Игельстром стоял с своим корпусом на границе российской в Ковали. 30-го числа июля дошли до нас оттуда слухи о заключающемся мире. 3 августа он действительно заключен между обеими державами баронами Игельстромом и Армфельдом в местечке Верелле за рекою Кимень на земле шведской. Итак, война кончилась приобретением нескольких десятин земли, на которой построен для мирного торжества на скорую руку Храм Славы, столь же миниатюрный, сколько и сама слава. Мы по форме извещены о сем августа 4 от Игельстрома. Вопрос: где же был граф Салтыков, главнокомандующий? Он в Мемеле, селении только в двадцати верстах от Ковали, ничего не подозревая о мире, держал войски свои на оборонительной ноге. Дивись, кто хочет! Для меня это было не чудно после многих тех странностей, кои я частию сам видел, а частию испытал. Так ли всегда война ведется, сие оставляю решить тем, кои лучше меня это ремесло знают; для меня это дело стороннее, я пишу лишь о себе.
Хрущов, получа дозволение отъехать от своего места, поручил команду генерал-майору Неклюдову и, взяв с собой меня, Чирикова и Неклюдова, меньшого брата генеральского, который служил в Конной гвардии и при нашем корпусе числился волонтером, отправился 6 числа в Ковали. Проезжая Давыдову Крепость, или лучше сказать с шутливым Левашовым вместе Слабость, нашли там под командой полковника Сипягина баталион Преображенского полка. В Ковали мы увидели Игельстрома с многими генералами, потому что наших войск тут было отборное и большое число; к тому же, по сведении о мире, многие из разных корпусов штаби обер-офицеры просились туда и к торжеству мира съезжались. 8 числа курьер привез из Петербурга ратификацию трактата, и с той поры обращение между шведами и нами сделалось мирное и свободное. Лагери наши стояли на расстоянии трех верст, и мы взаимно переходили друг к другу беспрестанно. Сам король прискакал в Вереллу.

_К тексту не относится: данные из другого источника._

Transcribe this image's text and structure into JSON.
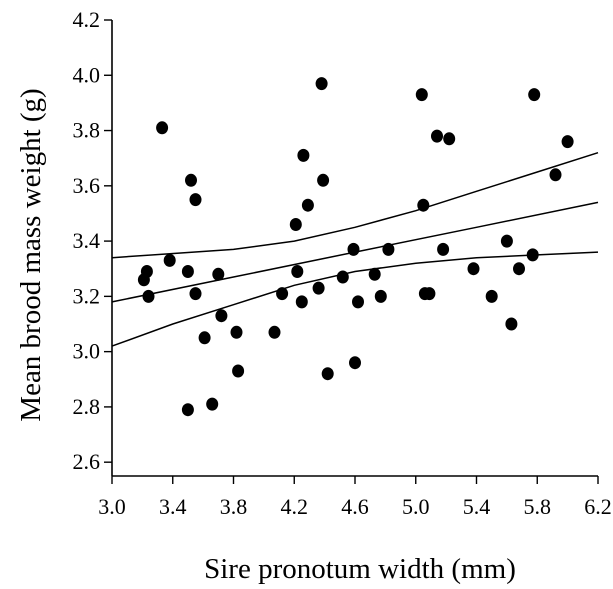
{
  "chart_data": {
    "type": "scatter",
    "title": "",
    "xlabel": "Sire pronotum width (mm)",
    "ylabel": "Mean brood mass weight (g)",
    "xlim": [
      3.0,
      6.2
    ],
    "ylim": [
      2.55,
      4.2
    ],
    "x_ticks": [
      3.0,
      3.4,
      3.8,
      4.2,
      4.6,
      5.0,
      5.4,
      5.8,
      6.2
    ],
    "x_tick_labels": [
      "3.0",
      "3.4",
      "3.8",
      "4.2",
      "4.6",
      "5.0",
      "5.4",
      "5.8",
      "6.2"
    ],
    "y_ticks": [
      2.6,
      2.8,
      3.0,
      3.2,
      3.4,
      3.6,
      3.8,
      4.0,
      4.2
    ],
    "y_tick_labels": [
      "2.6",
      "2.8",
      "3.0",
      "3.2",
      "3.4",
      "3.6",
      "3.8",
      "4.0",
      "4.2"
    ],
    "grid": false,
    "points": [
      {
        "x": 3.21,
        "y": 3.26
      },
      {
        "x": 3.23,
        "y": 3.29
      },
      {
        "x": 3.24,
        "y": 3.2
      },
      {
        "x": 3.33,
        "y": 3.81
      },
      {
        "x": 3.38,
        "y": 3.33
      },
      {
        "x": 3.5,
        "y": 3.29
      },
      {
        "x": 3.5,
        "y": 2.79
      },
      {
        "x": 3.52,
        "y": 3.62
      },
      {
        "x": 3.55,
        "y": 3.55
      },
      {
        "x": 3.55,
        "y": 3.21
      },
      {
        "x": 3.61,
        "y": 3.05
      },
      {
        "x": 3.66,
        "y": 2.81
      },
      {
        "x": 3.7,
        "y": 3.28
      },
      {
        "x": 3.72,
        "y": 3.13
      },
      {
        "x": 3.82,
        "y": 3.07
      },
      {
        "x": 3.83,
        "y": 2.93
      },
      {
        "x": 4.07,
        "y": 3.07
      },
      {
        "x": 4.12,
        "y": 3.21
      },
      {
        "x": 4.21,
        "y": 3.46
      },
      {
        "x": 4.22,
        "y": 3.29
      },
      {
        "x": 4.25,
        "y": 3.18
      },
      {
        "x": 4.26,
        "y": 3.71
      },
      {
        "x": 4.29,
        "y": 3.53
      },
      {
        "x": 4.36,
        "y": 3.23
      },
      {
        "x": 4.38,
        "y": 3.97
      },
      {
        "x": 4.39,
        "y": 3.62
      },
      {
        "x": 4.42,
        "y": 2.92
      },
      {
        "x": 4.52,
        "y": 3.27
      },
      {
        "x": 4.59,
        "y": 3.37
      },
      {
        "x": 4.6,
        "y": 2.96
      },
      {
        "x": 4.62,
        "y": 3.18
      },
      {
        "x": 4.73,
        "y": 3.28
      },
      {
        "x": 4.77,
        "y": 3.2
      },
      {
        "x": 4.82,
        "y": 3.37
      },
      {
        "x": 5.04,
        "y": 3.93
      },
      {
        "x": 5.05,
        "y": 3.53
      },
      {
        "x": 5.06,
        "y": 3.21
      },
      {
        "x": 5.09,
        "y": 3.21
      },
      {
        "x": 5.14,
        "y": 3.78
      },
      {
        "x": 5.18,
        "y": 3.37
      },
      {
        "x": 5.22,
        "y": 3.77
      },
      {
        "x": 5.38,
        "y": 3.3
      },
      {
        "x": 5.5,
        "y": 3.2
      },
      {
        "x": 5.6,
        "y": 3.4
      },
      {
        "x": 5.63,
        "y": 3.1
      },
      {
        "x": 5.68,
        "y": 3.3
      },
      {
        "x": 5.77,
        "y": 3.35
      },
      {
        "x": 5.78,
        "y": 3.93
      },
      {
        "x": 5.92,
        "y": 3.64
      },
      {
        "x": 6.0,
        "y": 3.76
      }
    ],
    "lines": [
      {
        "role": "regression",
        "x": [
          3.0,
          3.8,
          4.6,
          5.4,
          6.2
        ],
        "y": [
          3.18,
          3.27,
          3.36,
          3.45,
          3.54
        ]
      },
      {
        "role": "upper-ci",
        "x": [
          3.0,
          3.8,
          4.2,
          4.6,
          5.0,
          5.4,
          5.8,
          6.2
        ],
        "y": [
          3.34,
          3.37,
          3.4,
          3.45,
          3.51,
          3.58,
          3.65,
          3.72
        ]
      },
      {
        "role": "lower-ci",
        "x": [
          3.0,
          3.4,
          3.8,
          4.2,
          4.6,
          5.0,
          5.4,
          5.8,
          6.2
        ],
        "y": [
          3.02,
          3.1,
          3.17,
          3.24,
          3.29,
          3.32,
          3.34,
          3.35,
          3.36
        ]
      }
    ]
  }
}
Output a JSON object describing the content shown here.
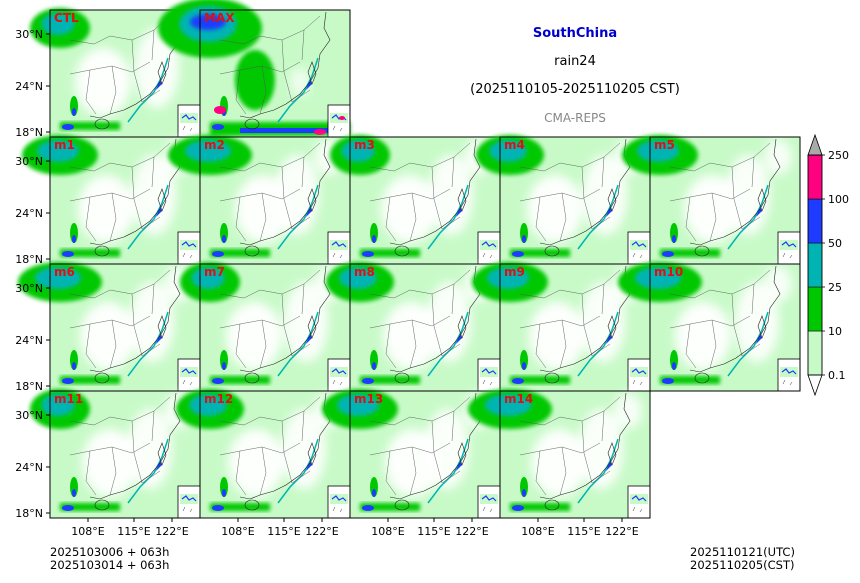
{
  "header": {
    "region": "SouthChina",
    "variable": "rain24",
    "period": "(2025110105-2025110205 CST)",
    "model": "CMA-REPS"
  },
  "footer": {
    "init_line_1": "2025103006  +  063h",
    "init_line_2": "2025103014  +  063h",
    "valid_utc": "2025110121(UTC)",
    "valid_cst": "2025110205(CST)"
  },
  "chart_data": {
    "type": "heatmap",
    "title": "rain24",
    "panel_labels": [
      "CTL",
      "MAX",
      "m1",
      "m2",
      "m3",
      "m4",
      "m5",
      "m6",
      "m7",
      "m8",
      "m9",
      "m10",
      "m11",
      "m12",
      "m13",
      "m14"
    ],
    "lat_ticks": [
      "30°N",
      "24°N",
      "18°N"
    ],
    "lon_ticks": [
      "108°E",
      "115°E",
      "122°E"
    ],
    "colorbar": {
      "levels": [
        0.1,
        10,
        25,
        50,
        100,
        250
      ],
      "tick_labels": [
        "0.1",
        "10",
        "25",
        "50",
        "100",
        "250"
      ],
      "colors": [
        "#c8fac8",
        "#00c800",
        "#00b4b4",
        "#1e3cff",
        "#ff0080",
        "#a9a9a9"
      ],
      "extend": "both"
    }
  }
}
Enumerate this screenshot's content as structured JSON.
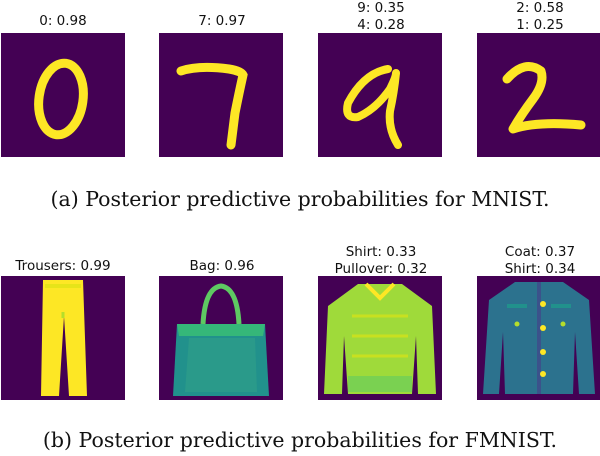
{
  "mnist": {
    "panels": [
      {
        "lines": [
          "0: 0.98"
        ]
      },
      {
        "lines": [
          "7: 0.97"
        ]
      },
      {
        "lines": [
          "9: 0.35",
          "4: 0.28"
        ]
      },
      {
        "lines": [
          "2: 0.58",
          "1: 0.25"
        ]
      }
    ],
    "caption": "(a) Posterior predictive probabilities for MNIST."
  },
  "fmnist": {
    "panels": [
      {
        "lines": [
          "Trousers: 0.99"
        ]
      },
      {
        "lines": [
          "Bag: 0.96"
        ]
      },
      {
        "lines": [
          "Shirt: 0.33",
          "Pullover: 0.32"
        ]
      },
      {
        "lines": [
          "Coat: 0.37",
          "Shirt: 0.34"
        ]
      }
    ],
    "caption": "(b) Posterior predictive probabilities for FMNIST."
  },
  "colors": {
    "background_purple": "#440154",
    "stroke_yellow": "#fde725",
    "mid_green": "#5ec962",
    "teal": "#21918c"
  }
}
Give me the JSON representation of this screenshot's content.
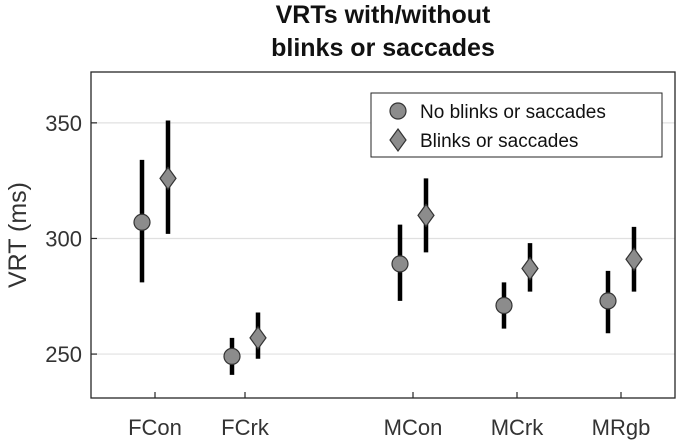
{
  "chart_data": {
    "type": "scatter",
    "title": [
      "VRTs with/without",
      "blinks or saccades"
    ],
    "ylabel": "VRT (ms)",
    "xlabel": "",
    "categories": [
      "FCon",
      "FCrk",
      "MCon",
      "MCrk",
      "MRgb"
    ],
    "ylim": [
      231,
      372
    ],
    "yticks": [
      250,
      300,
      350
    ],
    "grid": true,
    "legend_position": "top-right",
    "series": [
      {
        "name": "No blinks or saccades",
        "marker": "circle",
        "values": [
          307,
          249,
          289,
          271,
          273
        ],
        "lower": [
          281,
          241,
          273,
          261,
          259
        ],
        "upper": [
          334,
          257,
          306,
          281,
          286
        ]
      },
      {
        "name": "Blinks or saccades",
        "marker": "diamond",
        "values": [
          326,
          257,
          310,
          287,
          291
        ],
        "lower": [
          302,
          248,
          294,
          277,
          277
        ],
        "upper": [
          351,
          268,
          326,
          298,
          305
        ]
      }
    ],
    "colors": {
      "marker_fill": "#8c8c8c",
      "marker_stroke": "#333333",
      "errorbar": "#000000",
      "grid": "#e0e0e0",
      "axis": "#262626"
    }
  }
}
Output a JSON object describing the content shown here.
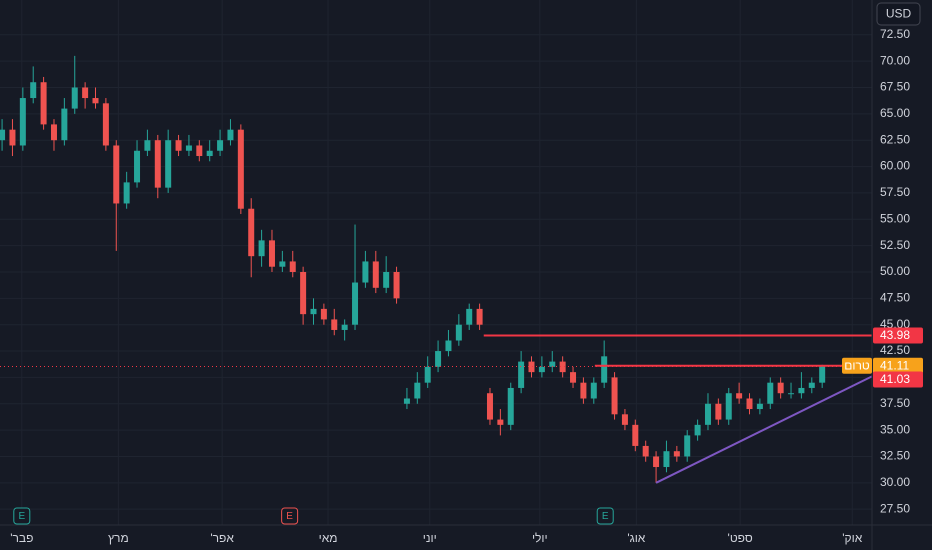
{
  "chart_data": {
    "type": "candlestick",
    "currency": "USD",
    "up_color": "#26a69a",
    "down_color": "#ef5350",
    "open": [
      62.5,
      63.5,
      62,
      66.5,
      68,
      64,
      62.5,
      65.5,
      67.5,
      66.5,
      66,
      62,
      56.5,
      58.5,
      61.5,
      62.5,
      58,
      62.5,
      61.5,
      62,
      61,
      61.5,
      62.5,
      63.5,
      56,
      51.5,
      53,
      50.5,
      51,
      50,
      46,
      46.5,
      45.5,
      44.5,
      45,
      49,
      51,
      48.5,
      50,
      37.5,
      38,
      39.5,
      41,
      42.5,
      43.5,
      45,
      46.5,
      38.5,
      36,
      35.5,
      39,
      41.5,
      40.5,
      41,
      41.5,
      40.5,
      39.5,
      38,
      39.5,
      40,
      36.5,
      35.5,
      33.5,
      32.5,
      31.5,
      33,
      32.5,
      34.5,
      35.5,
      37.5,
      36,
      38.5,
      38,
      37,
      37.5,
      39.5,
      38.5,
      38.5,
      39,
      39.5
    ],
    "high": [
      64.5,
      64.5,
      67.5,
      69.5,
      68.5,
      64.5,
      66.5,
      70.5,
      68,
      67.5,
      66.5,
      62.5,
      59.5,
      62.5,
      63.5,
      63,
      63.5,
      63,
      63,
      62.5,
      62.5,
      63.5,
      64.5,
      64,
      57,
      54,
      54,
      52,
      52,
      50.5,
      47.5,
      47,
      46.5,
      45.5,
      54.5,
      52,
      52,
      51.5,
      50.5,
      39,
      40.5,
      42,
      43.5,
      44.5,
      46,
      47,
      47,
      39,
      37,
      39.5,
      42.5,
      42,
      42,
      42.5,
      42,
      41,
      40,
      40,
      43.5,
      40.5,
      37,
      36,
      34,
      33,
      34,
      33.5,
      35,
      36,
      38.5,
      38,
      39,
      39.5,
      38.5,
      38,
      40,
      40,
      39.5,
      40.5,
      40,
      41.2
    ],
    "low": [
      61.5,
      61,
      61.5,
      66,
      63.5,
      61.5,
      62,
      65,
      65.5,
      65.5,
      61.5,
      52,
      56,
      58,
      61,
      57,
      57.5,
      61,
      61,
      60.5,
      60.5,
      61,
      62,
      55.5,
      49.5,
      50.5,
      50,
      50,
      49.5,
      45,
      45,
      45,
      44,
      43.5,
      44.5,
      48.5,
      48,
      48,
      47,
      37,
      37.5,
      39,
      40.5,
      42,
      43,
      44.5,
      44.5,
      35.5,
      34.5,
      35,
      38.5,
      40,
      40,
      40.5,
      40,
      39,
      37.5,
      37.5,
      39,
      36,
      35,
      33,
      32,
      30,
      31,
      32,
      32,
      34,
      35,
      35.5,
      35.5,
      37.5,
      36.5,
      36.5,
      37,
      38,
      38,
      38,
      38.5,
      39
    ],
    "close": [
      63.5,
      62,
      66.5,
      68,
      64,
      62.5,
      65.5,
      67.5,
      66.5,
      66,
      62,
      56.5,
      58.5,
      61.5,
      62.5,
      58,
      62.5,
      61.5,
      62,
      61,
      61.5,
      62.5,
      63.5,
      56,
      51.5,
      53,
      50.5,
      51,
      50,
      46,
      46.5,
      45.5,
      44.5,
      45,
      49,
      51,
      48.5,
      50,
      47.5,
      38,
      39.5,
      41,
      42.5,
      43.5,
      45,
      46.5,
      45,
      36,
      35.5,
      39,
      41.5,
      40.5,
      41,
      41.5,
      40.5,
      39.5,
      38,
      39.5,
      42,
      36.5,
      35.5,
      33.5,
      32.5,
      31.5,
      33,
      32.5,
      34.5,
      35.5,
      37.5,
      36,
      38.5,
      38,
      37,
      37.5,
      39.5,
      38.5,
      38.5,
      39,
      39.5,
      41.03
    ],
    "xlim": [
      -0.2,
      83.8
    ],
    "xticks": [
      {
        "value": 1.9,
        "label": "פבר'"
      },
      {
        "value": 11.2,
        "label": "מרץ"
      },
      {
        "value": 21.2,
        "label": "אפר'"
      },
      {
        "value": 31.4,
        "label": "מאי"
      },
      {
        "value": 41.2,
        "label": "יוני"
      },
      {
        "value": 51.8,
        "label": "יולי"
      },
      {
        "value": 61.1,
        "label": "אוג'"
      },
      {
        "value": 71.1,
        "label": "ספט'"
      },
      {
        "value": 81.9,
        "label": "אוק'"
      }
    ],
    "ylim": [
      26,
      75.8
    ],
    "yticks": [
      {
        "value": 27.5,
        "label": "27.50"
      },
      {
        "value": 30,
        "label": "30.00"
      },
      {
        "value": 32.5,
        "label": "32.50"
      },
      {
        "value": 35,
        "label": "35.00"
      },
      {
        "value": 37.5,
        "label": "37.50"
      },
      {
        "value": 40,
        "label": "40.00"
      },
      {
        "value": 42.5,
        "label": "42.50"
      },
      {
        "value": 45,
        "label": "45.00"
      },
      {
        "value": 47.5,
        "label": "47.50"
      },
      {
        "value": 50,
        "label": "50.00"
      },
      {
        "value": 52.5,
        "label": "52.50"
      },
      {
        "value": 55,
        "label": "55.00"
      },
      {
        "value": 57.5,
        "label": "57.50"
      },
      {
        "value": 60,
        "label": "60.00"
      },
      {
        "value": 62.5,
        "label": "62.50"
      },
      {
        "value": 65,
        "label": "65.00"
      },
      {
        "value": 67.5,
        "label": "67.50"
      },
      {
        "value": 70,
        "label": "70.00"
      },
      {
        "value": 72.5,
        "label": "72.50"
      }
    ],
    "grid": true,
    "levels": [
      {
        "value": 43.98,
        "start": 46.4,
        "color": "#f23645",
        "tag_color": "#f23645"
      },
      {
        "value": 41.11,
        "start": 57.1,
        "color": "#f23645",
        "tag_color": "#f7a21b",
        "tag_label": "טרום"
      }
    ],
    "current_price": {
      "value": 41.03,
      "color": "#f23645"
    },
    "trendline": {
      "x": [
        63,
        83.8
      ],
      "y": [
        30,
        40.1
      ],
      "color": "#7e57c2"
    },
    "earnings": [
      {
        "x": 1.9,
        "label": "E",
        "color": "#26a69a"
      },
      {
        "x": 27.7,
        "label": "E",
        "color": "#ef5350"
      },
      {
        "x": 58.1,
        "label": "E",
        "color": "#26a69a"
      }
    ]
  }
}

9 числа поутру барон Игельстром тронулся с своей квартеры и, сопровождаем огромною свитою чиновников, в числе коих и я взмостился на какого-то буцефала, поехал торжественно верхом на поклон к королю в его лагерь. На пути в том самом шатре, в котором оба воины подписали мирный договор, дан был шведским офицерам завтрак от барона Игельстрома, по окончании которого прибыли в шведский стан. У походного королевского двора первое место занимал барон Армфельд. Рана его еще не зажила, и он руку носил в перевязи. Он ввел генерала нашего и всю его свиту в королевскую палатку. Каждый из нас поименно был его величеству представлен, и он со всеми благосклонно обошелся, улыбка с лица его не сходила. После аудиенции дан был нам всем обед. Все до полковничьего чина включительно обедали с королем, а ниже полковника чины приглашены были к обер-гофмаршальскому столу. Таков этикет у военного шведского двора. Офицеры гвардии некоторые немножко было поспорили на этот счет, но Игельстром насупил брови, слова два-три произнес весьма увесистых и фанфаронов урезонил. После обеда я был свидетелем блистательнейшей в свете военно-политической церемонии по случаю размена ратификаций. Она совершена между обеими лагерями во Храме Славы, о коем упомянуто выше, среди тех двух наметов, под коими Игельстром и Армфельд, сближая северные народы, сыграли так удачно в доспехах военных роли памятных еще героев Евгения и Виллара. Неумолкаемый шум черни, туда столпившейся, пальба из пушек, ружейный треск, барабанный бой и вид примыкающих с обеих сторон двух разных войск в своем парадном одеянии -- все это делало зрелище великолепным, а всеобщее целованье молодых воинов, кои за неделю пред сим искали смерти один другого, и откровенное их между собою обращение придавали к величеству картины прелестные черты чувствительности чистосердечной. Игельстром был муж своего времени и, насмотревшись на Екатерину, умел возвысить обряды сей церемонии; они так были важны, что, не нарушая слова, можно было минуту размена назвать священной. Еще тогда таинники придворные были скромны и знали про себя, что все это комедия, но воинство, народ и царство вообще, все почитали трактаты венчанных глав клятвою святою и неприкосновенною.